Becker learned but it took him three years to win another Grand Slam title. Let us remember that, although twice Wimbledon champion, he was only 18 years old – still growing up in the midst of sudden fame and fortune.
In January of 1987, during the Australian championships, Becker’s natural need for more independance – moe time to go his own way, enjoy the company of his girlfriend, and find out what it was like to live an approximation of a normal life – led to a split with Bosch, who was unwilling to accept the part-time role Becker now demanded of him. But Tiriac was always there and Becker could easily pick him out, beneath clouds of cigarette smoke. And by the end of 1987 Franck Dick, a British athletics coach, was making Becker a better all-round athlete and Bob Brett, an Australian coach from the Harry Hopman school, was beginning to make Becker a better tennis player. gradually, Becker came to terms with manhood – and with the kind of tennis played on surfaces far more prevalent than grass. The Davis Cup competition helped, because Becker knew that he was playing for a team, a nation, and simply had to produce the goods – whatever the surface. And he did produce the goods.
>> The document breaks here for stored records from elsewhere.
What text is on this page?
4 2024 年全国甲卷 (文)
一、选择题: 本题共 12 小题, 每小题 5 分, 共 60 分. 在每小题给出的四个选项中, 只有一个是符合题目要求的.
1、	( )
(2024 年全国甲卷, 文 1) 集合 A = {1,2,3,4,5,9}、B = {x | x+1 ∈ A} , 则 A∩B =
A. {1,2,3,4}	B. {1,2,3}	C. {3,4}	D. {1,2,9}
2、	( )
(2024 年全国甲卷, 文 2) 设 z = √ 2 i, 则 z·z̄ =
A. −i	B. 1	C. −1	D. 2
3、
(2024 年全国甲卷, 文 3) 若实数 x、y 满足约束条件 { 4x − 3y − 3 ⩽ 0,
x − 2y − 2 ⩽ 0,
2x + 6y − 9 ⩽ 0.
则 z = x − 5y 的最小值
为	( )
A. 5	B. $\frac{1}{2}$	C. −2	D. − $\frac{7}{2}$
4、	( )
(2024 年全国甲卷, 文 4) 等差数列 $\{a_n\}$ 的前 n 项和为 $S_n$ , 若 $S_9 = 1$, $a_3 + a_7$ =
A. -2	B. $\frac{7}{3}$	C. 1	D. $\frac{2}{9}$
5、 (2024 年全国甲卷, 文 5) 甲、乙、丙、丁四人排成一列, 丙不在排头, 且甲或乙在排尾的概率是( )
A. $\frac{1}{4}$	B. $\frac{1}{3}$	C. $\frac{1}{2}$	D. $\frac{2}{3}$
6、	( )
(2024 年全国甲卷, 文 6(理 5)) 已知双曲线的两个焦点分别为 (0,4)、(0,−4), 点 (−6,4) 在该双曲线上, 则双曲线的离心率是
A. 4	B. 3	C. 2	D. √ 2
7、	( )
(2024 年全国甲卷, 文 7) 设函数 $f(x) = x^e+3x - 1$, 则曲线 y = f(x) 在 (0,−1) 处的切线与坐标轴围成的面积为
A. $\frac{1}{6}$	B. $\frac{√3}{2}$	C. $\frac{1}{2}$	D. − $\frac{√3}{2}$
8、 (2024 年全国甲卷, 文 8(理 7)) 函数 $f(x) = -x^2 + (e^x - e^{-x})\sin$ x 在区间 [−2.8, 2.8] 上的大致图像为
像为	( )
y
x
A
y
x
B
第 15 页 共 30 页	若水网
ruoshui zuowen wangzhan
The 1988 Davis Cup triumph was followed by a year in which it all came together. On the slow clay of Paris, Becker was narrowly frustrated but proved that he was ready to pass that most difficult of all tests for any player from the serve-and-volley school. And the Becker who regained the Wimbledon championship was a far more mature player than the the Becker of 1985 and 1986. He made a little more history too. In the first set of the final Edberg was taken by storm and scored only 10 points. It was the first 6-0 set in a men’s singles final for 40 years. Moreover, Steffi Graf won the women’s title the same day. Never before had Germands won both singles championships at Wimbledon – and Becker and Graf were to repeat the feat in the United States championships two months later, though Becker had saved two match points (one with the fortuitous intervention of a net cord) in a second round match with Derrick Rostagno.
It was the first time a German had won the US men’s title. Becker is unning out of firsts but will keep coming back for more: especially if his knees and ankles and the soles of his feet are spared an excess of the pounding they get on courts that are both hot and hard.
Becker is a commanding figure and an awfully powerful player. There is a hint of arrogance in the chin-up, icy glare he gives his opponents in the moments between rallies. Off the same toss, he can win any of three sevices: flat, kick, or slice. His forehand is equally fearsome. Becker flings his racket at the ball as if he never expects to see either again. Often, no volley is needed. A similar blazing speed can be evident when he puts top-spin on his backhand, which he usually hits with underspin. His volleys, whether punched or caressed, are like the cursory last spadefuls of soil on the graves of rallies. The pattern of his assault is varied, but the persistent strength of becker’s hitting keeps his opponents under terrible stress. On top of all that there is the bounding athleticism: the huge leaps for overheads, the spectacular falls as he hurls himself into wide volleys, and the quick ease (remarkable in such a big man) with which he moves in behind his service or an early-ball approach shot. And his unquenchable fighting spirit permeates the court like some electric curent.
At the age of 22 Becker began 1990 as the best player in the world.